Ironically, if Meister’s analysis is correct–the UC Office of the President has taken the trouble to issue a press release calling Meister’s claims “misleading”–California students are now a situation analogous to the ones faced by citizens of developing countries subject to IMF-imposed austerity programs, sacrificing their futures for the sake of someone else’s profit. Neoliberalism comes full circle.
For now, its cost will be born by students, workers and their families. It will likely be felt disproportionately by students of color, said Dylan Rodriguez, chair of UC Riverside’s ethnic studies department. Riverside and Merced, the two most diverse and working-class campuses, receive a higher portion of their budget directly from the state, and will be hit hardest by cuts. In the long run, Rodriguez added, “Any notion of the university being a site that produces authentic, well-rounded, critically thinking, history-making individuals is being murdered. It’s the McDonalds-ization of the UC system.”

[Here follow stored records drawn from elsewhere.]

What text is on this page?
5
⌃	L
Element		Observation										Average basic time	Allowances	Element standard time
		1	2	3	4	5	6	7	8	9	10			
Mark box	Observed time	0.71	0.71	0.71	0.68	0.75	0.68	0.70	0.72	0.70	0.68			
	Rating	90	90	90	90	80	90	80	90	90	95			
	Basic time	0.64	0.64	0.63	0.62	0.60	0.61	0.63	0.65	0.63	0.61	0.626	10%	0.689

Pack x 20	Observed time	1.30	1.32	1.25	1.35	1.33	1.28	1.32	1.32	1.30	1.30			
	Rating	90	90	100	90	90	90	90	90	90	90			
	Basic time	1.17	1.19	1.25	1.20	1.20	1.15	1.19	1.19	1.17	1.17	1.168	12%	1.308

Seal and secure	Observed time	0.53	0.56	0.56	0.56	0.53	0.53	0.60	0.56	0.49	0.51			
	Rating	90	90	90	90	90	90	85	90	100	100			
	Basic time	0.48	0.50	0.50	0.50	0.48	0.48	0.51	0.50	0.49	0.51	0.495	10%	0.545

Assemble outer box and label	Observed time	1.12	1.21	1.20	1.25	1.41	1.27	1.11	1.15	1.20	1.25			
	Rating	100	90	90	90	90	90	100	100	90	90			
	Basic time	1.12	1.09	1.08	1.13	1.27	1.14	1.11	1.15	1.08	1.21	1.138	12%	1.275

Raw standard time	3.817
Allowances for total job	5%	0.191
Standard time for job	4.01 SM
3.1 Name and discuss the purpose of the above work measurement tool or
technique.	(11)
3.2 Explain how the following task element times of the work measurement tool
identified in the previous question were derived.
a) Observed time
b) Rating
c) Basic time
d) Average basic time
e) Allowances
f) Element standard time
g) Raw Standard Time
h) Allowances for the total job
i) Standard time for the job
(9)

Most of the students I spoke with understood that something more than money was at stake. Many, said UC Riverside undergraduate Patrick Sweeney, had never been involved in campus politics before. Much of the cross-campus organizing was done not by the usual campus activists but through the relatively staid University of California Students Association. Student government endorsed the protests, as did faculty and staff unions, which helped arrange buses to carry protesters to UCLA. At Berkeley, students and staff staged a two-day solidarity strike. “This is something that affects all students,” Sweeney said. “People realized that they needed to step up.”
They should have plenty of opportunities. California’s Legislative Analyst’s Office predicted last week that the state will be facing budget deficits of around $20 billion for years to come, and Schwarzenegger is once again talking about the necessity for “across the board” cuts. Students are already planning systemwide protests for March. By then, next year’s budget battle will have just begun.